Kanzlerin Merkel und Finanzminister Wolfgang Schäuble haben der Fraktion zudem versprochen, dass sie im Bundestag nur eine Vorlage zur Abstimmung stellen würden, von der sie überzeugt seien. Deshalb gelten etwa ein von Athen geforderter Schuldenschnitt - der Verzicht auf die Rückzahlung bisheriger Kredite - oder der Ausstieg des IWF aus dem Hilfsprogramm als ausgeschlossen. Das betonte auch Unions-Fraktionschef Volker Kauder am Montag.

Auf Seite 3: GROSSE MEHRHEIT - IN REGIERUNG UND OPPOSITION





GROSSE MEHRHEIT - IN REGIERUNG UND OPPOSITION



Anders als in der vergangenen Legislaturperiode mit einer schwarz-gelben Regierung und ihrer knappen Mehrheit sind Abstimmungen über Finanzhilfen für Griechenland zudem jetzt kein Überlebenskampf der Bundesregierung mehr. Die Mehrheit von Union und SPD ist so groß, dass man in der CDU-Spitze auch die 29 Abweichler vom Februar leicht verschmerzen konnte. Kauder hatte zwar schon im vergangenen Jahr gewarnt, dass bei großen Mehrheiten die Disziplin schwinde. Aber Abweichler - auch 50 oder 60 - lassen sich in einer CDU/CSU-Fraktion mit 311 Abgeordneten leichter verkraften.

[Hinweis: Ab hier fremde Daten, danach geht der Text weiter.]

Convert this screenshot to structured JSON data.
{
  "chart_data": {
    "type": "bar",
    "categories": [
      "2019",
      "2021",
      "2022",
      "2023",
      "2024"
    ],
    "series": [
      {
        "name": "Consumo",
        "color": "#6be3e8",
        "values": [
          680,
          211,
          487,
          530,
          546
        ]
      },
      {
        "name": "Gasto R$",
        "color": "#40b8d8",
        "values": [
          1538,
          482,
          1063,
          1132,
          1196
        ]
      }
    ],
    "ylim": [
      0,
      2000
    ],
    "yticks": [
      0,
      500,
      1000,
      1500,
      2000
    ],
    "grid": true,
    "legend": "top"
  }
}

Hinzu kommt, dass die anderen Fraktionen im Bundestag mit großer Wahrscheinlichkeit und trotz aller Verärgerung in übergroßer Mehrheit ebenfalls für ein Hilfspaket stimmen dürften. Zwar ist das Vorgehen der griechischen Regierung auch in der SPD umstritten, wie Gabriels harsche Warnung an Athen zeigt. Aber bei der Verlängerung des Programms im Februar gab es keine einzige Nein-Stimme der Sozialdemokraten. Bei den Grünen war es genauso. Und weil in Griechenland heute eine Linksaußen-Rechtsaußen-Koalition an der Macht ist, hat sogar die Linkspartei ihren Widerstand gegen Euro-Hilfepakete abgelegt.

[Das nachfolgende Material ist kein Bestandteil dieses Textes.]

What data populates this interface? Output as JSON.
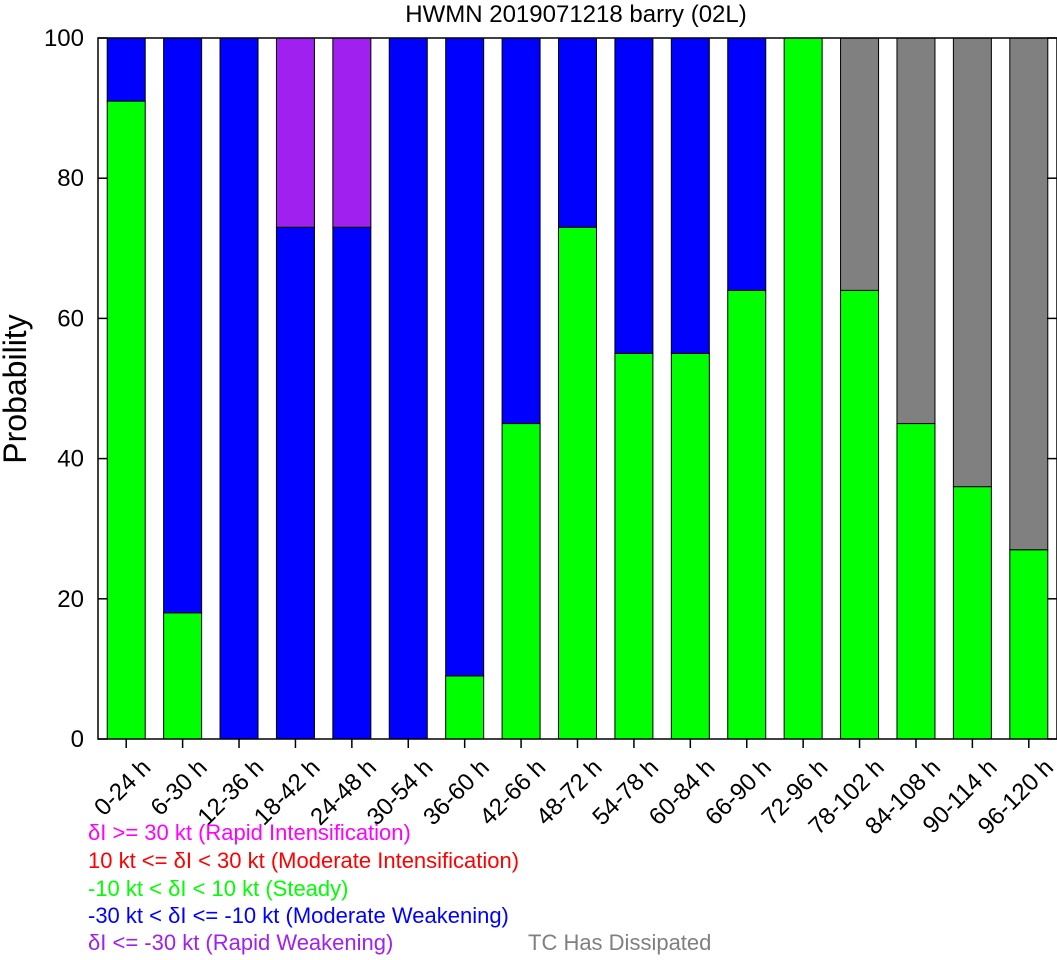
{
  "chart_data": {
    "type": "bar",
    "stacked": true,
    "title": "HWMN 2019071218 barry (02L)",
    "xlabel": "",
    "ylabel": "Probability",
    "ylim": [
      0,
      100
    ],
    "yticks": [
      0,
      20,
      40,
      60,
      80,
      100
    ],
    "grid": false,
    "categories": [
      "0-24 h",
      "6-30 h",
      "12-36 h",
      "18-42 h",
      "24-48 h",
      "30-54 h",
      "36-60 h",
      "42-66 h",
      "48-72 h",
      "54-78 h",
      "60-84 h",
      "66-90 h",
      "72-96 h",
      "78-102 h",
      "84-108 h",
      "90-114 h",
      "96-120 h"
    ],
    "series": [
      {
        "name": "-10 kt < δI < 10 kt (Steady)",
        "color": "#00ff00",
        "values": [
          91,
          18,
          0,
          0,
          0,
          0,
          9,
          45,
          73,
          55,
          55,
          64,
          100,
          64,
          45,
          36,
          27
        ]
      },
      {
        "name": "-30 kt < δI <= -10 kt (Moderate Weakening)",
        "color": "#0000ff",
        "values": [
          9,
          82,
          100,
          73,
          73,
          100,
          91,
          55,
          27,
          45,
          45,
          36,
          0,
          0,
          0,
          0,
          0
        ]
      },
      {
        "name": "δI <= -30 kt (Rapid Weakening)",
        "color": "#a020f0",
        "values": [
          0,
          0,
          0,
          27,
          27,
          0,
          0,
          0,
          0,
          0,
          0,
          0,
          0,
          0,
          0,
          0,
          0
        ]
      },
      {
        "name": "TC Has Dissipated",
        "color": "#808080",
        "values": [
          0,
          0,
          0,
          0,
          0,
          0,
          0,
          0,
          0,
          0,
          0,
          0,
          0,
          36,
          55,
          64,
          73
        ]
      }
    ],
    "legend": [
      {
        "text": "δI >= 30 kt (Rapid Intensification)",
        "color": "#ff00ff"
      },
      {
        "text": "10 kt <= δI < 30 kt (Moderate Intensification)",
        "color": "#ff0000"
      },
      {
        "text": "-10 kt < δI < 10 kt (Steady)",
        "color": "#00ff00"
      },
      {
        "text": "-30 kt < δI <= -10 kt (Moderate Weakening)",
        "color": "#0000ff"
      },
      {
        "text": "δI <= -30 kt (Rapid Weakening)",
        "color": "#a020f0"
      },
      {
        "text": "TC Has Dissipated",
        "color": "#808080"
      }
    ]
  }
}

Und Merkel hat einen weiteren Trumpf in der Tasche: der Hinweis an die Abgeordneten, dass die Griechenland-Rettung auf keinen Fall an Deutschland scheitern darf. Denn die Syriza-Regierung in Athen versucht nach Meinung vieler in der Regierung ohnehin, vor allem Deutschland und Merkel die Schuld für die Misere in ihrem Land zuzuschieben - das soll vermieden werden. Und am Ende dürfte die Kanzlerin auch die europapolitische Keule schwingen. "Sie wird die Abgeordneten an das große Ganze erinnern - den nötigen Zusammenhalt Europas", heißt es in der Regierung.